Der tägliche Braunkohleverbrauch des Kraftwerks beträgt bis zu 50.000 Tonnen. Die Kohle kommt zum größten Teil aus den nahegelegenen BraunkohletagebauenNochten und Reichwalde, wo sie aus einem 12 Meter mächtigen Flöz abgebaut wird, das 65 bis maximal 100 Meter tief liegt. Die jährliche Fördermenge beträgt etwa 17 Millionen Tonnen Rohbraunkohle.

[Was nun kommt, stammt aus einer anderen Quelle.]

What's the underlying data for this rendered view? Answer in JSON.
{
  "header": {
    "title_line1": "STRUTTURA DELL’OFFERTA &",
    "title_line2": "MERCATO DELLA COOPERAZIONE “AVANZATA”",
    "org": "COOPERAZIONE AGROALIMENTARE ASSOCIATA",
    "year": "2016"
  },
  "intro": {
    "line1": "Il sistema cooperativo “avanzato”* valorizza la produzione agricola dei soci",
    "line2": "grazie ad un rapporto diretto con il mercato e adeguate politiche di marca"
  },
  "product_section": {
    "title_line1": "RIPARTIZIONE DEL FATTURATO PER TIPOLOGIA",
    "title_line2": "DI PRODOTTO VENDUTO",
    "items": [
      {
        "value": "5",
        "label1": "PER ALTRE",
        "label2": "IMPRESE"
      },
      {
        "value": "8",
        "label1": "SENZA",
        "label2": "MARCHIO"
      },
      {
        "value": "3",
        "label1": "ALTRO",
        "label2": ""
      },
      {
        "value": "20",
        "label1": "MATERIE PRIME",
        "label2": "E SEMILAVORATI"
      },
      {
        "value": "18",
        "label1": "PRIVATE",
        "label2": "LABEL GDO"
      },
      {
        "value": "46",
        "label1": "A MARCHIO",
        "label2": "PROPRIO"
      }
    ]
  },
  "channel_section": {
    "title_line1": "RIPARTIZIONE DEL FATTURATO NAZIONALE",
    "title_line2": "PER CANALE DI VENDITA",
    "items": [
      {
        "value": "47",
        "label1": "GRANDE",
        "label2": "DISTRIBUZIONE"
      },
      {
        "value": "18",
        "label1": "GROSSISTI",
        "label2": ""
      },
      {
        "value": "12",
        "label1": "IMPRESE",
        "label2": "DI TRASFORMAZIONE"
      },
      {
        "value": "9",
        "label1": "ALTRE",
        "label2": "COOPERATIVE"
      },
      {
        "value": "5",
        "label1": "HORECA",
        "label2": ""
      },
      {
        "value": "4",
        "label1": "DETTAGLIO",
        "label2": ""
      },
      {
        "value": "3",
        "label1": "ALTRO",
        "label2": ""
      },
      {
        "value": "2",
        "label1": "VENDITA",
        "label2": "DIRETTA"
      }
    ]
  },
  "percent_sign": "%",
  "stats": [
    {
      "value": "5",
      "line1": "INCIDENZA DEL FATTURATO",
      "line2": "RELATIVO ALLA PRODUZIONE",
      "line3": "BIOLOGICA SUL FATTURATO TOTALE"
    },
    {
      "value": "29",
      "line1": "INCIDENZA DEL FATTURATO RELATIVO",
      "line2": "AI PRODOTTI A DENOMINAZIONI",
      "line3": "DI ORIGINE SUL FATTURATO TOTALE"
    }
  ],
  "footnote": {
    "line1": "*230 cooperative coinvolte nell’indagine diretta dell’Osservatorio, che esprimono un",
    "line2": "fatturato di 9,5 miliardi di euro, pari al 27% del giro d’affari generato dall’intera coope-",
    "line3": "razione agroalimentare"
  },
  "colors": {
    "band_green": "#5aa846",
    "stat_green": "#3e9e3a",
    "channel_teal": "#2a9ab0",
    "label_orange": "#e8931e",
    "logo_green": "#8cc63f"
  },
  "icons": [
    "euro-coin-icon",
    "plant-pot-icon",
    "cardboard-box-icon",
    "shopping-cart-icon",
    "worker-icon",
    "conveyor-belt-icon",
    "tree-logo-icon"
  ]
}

Das erste Kraftwerk am Standort Boxberg wurde 1966 durch den VEB BMK Kohle und Energie errichtet. Anfang der 1980er-Jahre waren bereits 14 Kraftwerksblöcke mit einer installierten Leistung von 3520 MW in Betrieb (12 × 210 MW + 2 × 500 MW). Zu dieser Zeit war Boxberg neben dem Kernkraftwerk Greifswald das größte Kraftwerk der DDR und das größte europäische Kraftwerk auf Braunkohlebasis und bot 4.600 Menschen Arbeit.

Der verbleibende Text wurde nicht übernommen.